Rotterdam Metro Netzwerk läuft gegen begrenzt
14-01-2016 12:02
Ein solcher Plan ist dringend erforderlich, ist durch die Zahlen bestätigt. Wo Reisende in 431 Millionen Kilometern bis zum Jahr 2010 mit der Metro erhöht, die zu Anfang letzten Jahres auf 531 Millionen. "Wir sehen, dass Teile des u-Bahn-Netzes in ein paar Jahren ihre Grenzen erreichen", sagte RET-Regisseur Pedro Peters. Dies betrifft vor allem die E-Linie, wo die Zahl der Passagiere von 9000 auf 42000 Passagiere pro Tag explodierte. Aber auch auf die Beneluxlijn in Schiedam und um Stationen Blaak und Wilhelmina Quadrat ist schon sehr beschäftigt.
Das Rotterdam Metro-System droht jetzt und fünf Jahre nach seiner Jacke zu wachsen durch den Zustrom von mehr Reisende und die Ankunft der Niederlande. Die RET arbeitet hinter den Kulissen bereits auf einen Plan zur großen Wachstum in der Zukunft.
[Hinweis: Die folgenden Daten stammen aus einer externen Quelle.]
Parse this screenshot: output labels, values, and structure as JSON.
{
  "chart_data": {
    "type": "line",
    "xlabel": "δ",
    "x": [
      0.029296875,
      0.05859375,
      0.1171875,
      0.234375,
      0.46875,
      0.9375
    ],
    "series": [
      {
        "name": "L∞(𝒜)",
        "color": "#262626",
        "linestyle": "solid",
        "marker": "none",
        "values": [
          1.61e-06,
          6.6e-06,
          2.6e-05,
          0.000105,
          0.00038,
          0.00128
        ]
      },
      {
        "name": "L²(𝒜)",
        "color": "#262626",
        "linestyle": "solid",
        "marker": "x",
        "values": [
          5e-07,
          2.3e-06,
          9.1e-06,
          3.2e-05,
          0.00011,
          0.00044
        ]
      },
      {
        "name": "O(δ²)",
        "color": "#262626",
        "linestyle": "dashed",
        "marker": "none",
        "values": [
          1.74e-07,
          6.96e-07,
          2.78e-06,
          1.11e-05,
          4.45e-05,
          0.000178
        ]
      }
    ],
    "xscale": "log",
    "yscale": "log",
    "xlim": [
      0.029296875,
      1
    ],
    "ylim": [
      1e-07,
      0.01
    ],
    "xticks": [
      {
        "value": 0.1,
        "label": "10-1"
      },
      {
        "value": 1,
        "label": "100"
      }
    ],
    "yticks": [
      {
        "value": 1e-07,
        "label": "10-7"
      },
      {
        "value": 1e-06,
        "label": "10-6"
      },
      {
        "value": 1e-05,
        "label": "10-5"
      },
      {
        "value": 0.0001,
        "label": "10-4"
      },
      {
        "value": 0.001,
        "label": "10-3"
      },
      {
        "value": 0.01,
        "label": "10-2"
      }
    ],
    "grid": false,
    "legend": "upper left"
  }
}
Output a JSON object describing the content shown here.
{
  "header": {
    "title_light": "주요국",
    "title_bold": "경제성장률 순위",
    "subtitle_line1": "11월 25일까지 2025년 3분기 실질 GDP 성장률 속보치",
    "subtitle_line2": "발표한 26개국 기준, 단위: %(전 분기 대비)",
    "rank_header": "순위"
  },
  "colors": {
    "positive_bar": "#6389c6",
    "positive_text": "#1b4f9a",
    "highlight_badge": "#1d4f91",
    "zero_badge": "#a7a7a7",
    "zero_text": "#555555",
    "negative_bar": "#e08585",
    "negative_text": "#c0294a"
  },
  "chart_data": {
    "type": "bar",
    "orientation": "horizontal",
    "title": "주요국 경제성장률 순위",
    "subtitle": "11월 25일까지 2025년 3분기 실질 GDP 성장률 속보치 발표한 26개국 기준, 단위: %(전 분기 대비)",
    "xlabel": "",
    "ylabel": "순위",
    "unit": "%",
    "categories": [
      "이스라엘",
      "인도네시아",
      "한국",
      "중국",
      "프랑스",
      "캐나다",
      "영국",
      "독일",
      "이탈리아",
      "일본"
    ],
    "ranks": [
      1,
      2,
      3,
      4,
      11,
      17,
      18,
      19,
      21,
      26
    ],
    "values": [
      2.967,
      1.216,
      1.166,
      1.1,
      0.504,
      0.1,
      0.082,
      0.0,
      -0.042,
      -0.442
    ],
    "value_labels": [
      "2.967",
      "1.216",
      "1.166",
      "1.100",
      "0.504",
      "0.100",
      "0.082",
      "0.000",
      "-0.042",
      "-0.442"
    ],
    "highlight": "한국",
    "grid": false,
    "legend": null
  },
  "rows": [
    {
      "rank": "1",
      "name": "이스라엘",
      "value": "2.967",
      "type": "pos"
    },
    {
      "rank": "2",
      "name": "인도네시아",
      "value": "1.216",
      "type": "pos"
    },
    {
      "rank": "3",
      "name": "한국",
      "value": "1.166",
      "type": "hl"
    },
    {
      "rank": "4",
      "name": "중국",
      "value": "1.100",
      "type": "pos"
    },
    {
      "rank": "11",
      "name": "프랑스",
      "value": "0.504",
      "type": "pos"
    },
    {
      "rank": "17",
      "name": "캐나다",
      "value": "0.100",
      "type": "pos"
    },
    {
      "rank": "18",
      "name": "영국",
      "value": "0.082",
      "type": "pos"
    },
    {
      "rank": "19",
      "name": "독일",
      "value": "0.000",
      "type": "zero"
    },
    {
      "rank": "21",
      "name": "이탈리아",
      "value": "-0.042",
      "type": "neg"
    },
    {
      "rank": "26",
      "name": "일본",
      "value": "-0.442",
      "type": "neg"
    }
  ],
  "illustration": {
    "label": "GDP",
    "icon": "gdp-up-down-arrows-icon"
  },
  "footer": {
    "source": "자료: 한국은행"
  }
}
Ein solcher Plan ist dringend erforderlich, ist durch die Zahlen bestätigt. Wo Reisende in 431 Millionen Kilometern bis zum Jahr 2010 mit der Metro erhöht, die zu Anfang letzten Jahres auf 531 Millionen. "Wir sehen, dass Teile des u-Bahn-Netzes in ein paar Jahren ihre Grenzen erreichen", sagte RET-Regisseur Pedro Peters. Dies betrifft vor allem die E-Linie, wo die Zahl der Passagiere von 9000 auf 42000 Passagiere pro Tag explodierte. Aber auch auf die Beneluxlijn in Schiedam und um Stationen Blaak und Wilhelmina Quadrat ist schon sehr beschäftigt.
Auf der E-Linie war das Problem so düster, dass es zuerst getroffen wird. Ab Februar ist zusätzliche Datenlaufwerk Morgen Rush hour. "Aber das kann nicht überall sein. Nicht alle Laufwerke können längere u-Bahnen und einige zusätzliche u-Bahnen-Wetten, auch nicht eins, zwei, drei. Sie müssen dabei berücksichtigen, z. B. Stromversorgung und was ein Netzwerk bewältigen kann. Darüber hinaus neue u-Bahnen nicht in den Showroom und sie nicht innerhalb weniger Monate sind."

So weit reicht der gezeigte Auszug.